Watch Your Event Explode When You Use These Three Promotion Paths
By Lance Trebesch
Today, advertising is a multi-tiered task. Modern event planners need to use all the tools available. After all, you can’t sell tickets if no one knows you have tickets for sale.
Word of Mouth: Before you go viral, go verbal!
- The Australian music and events PR company Pretty Like Money wanted to sell event tickets to “uni students and urban music lovers” for their recent Hip Hop Halloween. They spread the word that their event would be “a different scene.” Those in search of novelty couldn’t help but get excited about a unique event in the area.
- In America, Denise Johnson, who coordinated the Alex Johnson Memorial Concert, told us never to overestimate the value of word-of-mouth advertising. She found that she could sell more tickets “one-on-one” than she could through paid advertisements.
Traditional Media: There’s still room for print in a visually- jumbled world.
- The Swanage and Purbeck Hospitality Association in the UK wanted to promote their village with a comedy festival and our print products helped them spread the word in the area: They used “professional flyers printed and circulated locally plus posters and roadside banners.”
- In Australia, the Professional Women’s Wrestling Alliance also drums up interest in upcoming matches with printed material. Besides hanging posters, they “hand out fliers to draw the initial attention of the local surrounding areas to where we will be holding events,” combining word-of-mouth with print advertising.
Online Promotions: Share content on your sites and on those of others.

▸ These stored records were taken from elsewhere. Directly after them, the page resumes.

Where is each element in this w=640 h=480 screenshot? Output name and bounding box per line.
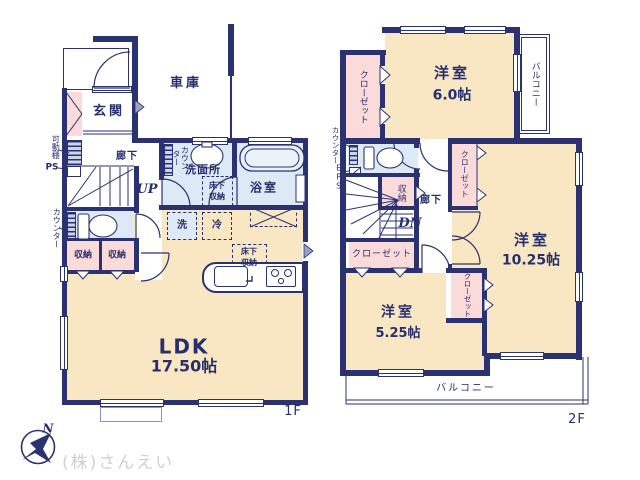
- balcony-door: [513, 54, 521, 92]
- wall: [380, 50, 385, 66]
- room-525jo: [345, 273, 446, 371]
- label-fridge: 冷: [212, 221, 222, 232]
- wall: [340, 50, 346, 376]
- wall: [93, 36, 137, 42]
- label-washroom: 洗面所: [185, 164, 221, 176]
- watermark: (株)さんえい: [62, 448, 174, 473]
- wall: [62, 282, 67, 316]
- label-ldk-name: LDK: [159, 337, 210, 358]
- room-6jo: [385, 32, 515, 139]
- wall: [380, 84, 385, 108]
- wall: [448, 138, 582, 144]
- wall: [424, 370, 490, 376]
- label-balcony-south: バルコニー: [436, 384, 496, 395]
- wall: [134, 238, 139, 272]
- window: [92, 86, 132, 93]
- wall: [446, 27, 464, 33]
- wall: [340, 138, 420, 144]
- wall: [448, 143, 452, 212]
- label-floor-2f: 2F: [568, 413, 586, 427]
- entrance-porch: [63, 48, 129, 90]
- label-underfloor-front-l2: 収納: [209, 193, 225, 201]
- wall-garage-roofline: [230, 76, 232, 142]
- window: [500, 352, 544, 360]
- room-bath: [233, 143, 305, 210]
- label-room1025-name: 洋室: [514, 233, 550, 249]
- back-door-opening: [302, 242, 310, 261]
- compass-needle: [22, 433, 51, 463]
- label-room525-name: 洋室: [381, 306, 415, 321]
- label-hallway-2f: 廊下: [420, 196, 442, 207]
- label-floor-1f: 1F: [284, 405, 302, 419]
- label-room6-name: 洋室: [434, 66, 470, 82]
- label-room525-size: 5.25帖: [375, 327, 420, 341]
- wall: [514, 92, 520, 143]
- wall: [303, 143, 308, 243]
- window: [248, 137, 292, 145]
- label-entrance: 玄関: [93, 105, 125, 119]
- label-garage: 車庫: [170, 77, 202, 91]
- wall-garage-roofline: [228, 24, 234, 76]
- label-room1025-size: 10.25帖: [502, 254, 560, 269]
- label-eps: EPS: [334, 164, 342, 191]
- room-525jo-extension: [446, 322, 484, 371]
- corridor-strip-1f: [135, 210, 162, 280]
- wall: [340, 370, 378, 376]
- wall: [132, 36, 138, 143]
- shoe-cabinet: [66, 92, 82, 136]
- window-sliding-door: [100, 399, 164, 407]
- label-closet-northwest: クローゼット: [357, 70, 366, 124]
- wall: [490, 353, 500, 359]
- floorplan-canvas: { "colors":{"wall_navy":"#2a3272","text_…: [0, 0, 640, 480]
- window: [60, 266, 68, 282]
- label-movable-shelf: 可動棚: [51, 135, 59, 159]
- label-balcony-east: バルコニー: [529, 62, 538, 107]
- wall: [99, 240, 102, 271]
- label-underfloor-front-l1: 床下: [209, 182, 225, 190]
- window: [60, 316, 68, 370]
- wall: [482, 268, 487, 356]
- wall: [232, 143, 237, 177]
- label-counter-2f: カウンター: [331, 126, 339, 164]
- movable-shelf: [67, 140, 82, 165]
- wall: [446, 318, 486, 323]
- compass-north-label: N: [43, 423, 54, 436]
- wall: [345, 238, 418, 242]
- terrace-step: [100, 407, 162, 422]
- toilet-counter-1f: [67, 212, 76, 239]
- wall: [159, 143, 164, 180]
- label-bath: 浴室: [250, 182, 278, 195]
- label-closet-east: クローゼット: [460, 150, 468, 198]
- window: [400, 26, 446, 34]
- wall: [514, 27, 520, 54]
- kitchen-stove: [266, 266, 296, 287]
- label-toilet-counter-1f: カウンター: [52, 208, 60, 248]
- label-pipe-space: PS: [45, 163, 58, 172]
- wall: [576, 138, 582, 152]
- window: [575, 152, 583, 186]
- wall: [576, 186, 582, 272]
- window: [575, 272, 583, 302]
- room-toilet-1f: [67, 210, 133, 240]
- wall: [62, 400, 102, 405]
- kitchen-sink: [214, 266, 248, 287]
- label-stairs-dn: DN: [398, 217, 421, 231]
- wall: [382, 27, 400, 33]
- label-closet-west: クローゼット: [352, 250, 412, 259]
- label-ldk-size: 17.50帖: [151, 359, 218, 376]
- label-closet-middle: クローゼット: [463, 273, 471, 318]
- window: [378, 369, 424, 377]
- label-storage-b: 収納: [108, 251, 126, 260]
- label-room6-size: 6.0帖: [433, 89, 472, 104]
- wall: [414, 143, 419, 148]
- pantry-box: [250, 207, 297, 227]
- wall: [378, 206, 419, 210]
- door-arc-room6: [420, 143, 448, 171]
- label-washer: 洗: [177, 221, 187, 232]
- label-hallway-1f: 廊下: [116, 152, 138, 163]
- wall: [164, 400, 198, 405]
- window-sliding-door: [198, 399, 264, 407]
- toilet-counter-2f: [349, 145, 358, 165]
- wall: [576, 302, 582, 360]
- wall: [67, 207, 135, 211]
- window: [192, 137, 228, 145]
- pipe-space-box: [67, 166, 81, 177]
- window: [464, 26, 506, 34]
- wall: [544, 353, 582, 359]
- wall: [340, 268, 422, 273]
- wall: [159, 205, 308, 210]
- label-stairs-up: UP: [136, 183, 157, 197]
- label-underfloor-kitchen-l1: 床下: [241, 248, 257, 256]
- wall: [345, 173, 420, 177]
- label-storage-a: 収納: [74, 251, 92, 260]
- wall: [448, 206, 478, 210]
- label-storage-2f: 収納: [395, 184, 404, 202]
- label-underfloor-kitchen-l2: 収納: [241, 259, 257, 267]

- Written or videotaped interviews uploaded to allied sites or YouTube work before and after the event. According to UK band Bombskare, “Social media works best,” for spreading the news to their plugged-in fans. They also use QR codes to help bridge the gap from one type of media to another.
- David Reynolds of Blue Heron Productions in the U.S. understands that not everyone has the know-how to jumpstart an online campaign. That’s why he encourages the musicians he promotes to help him out: “The younger bands see the benefit of Internet marketing and are generally better at it.” Since his advertising budget is limited, he loves this low-cost, high-tech option for promoting acoustic music.
So use these tips to get the word out, get folks through the door, and watch your event attendance explode!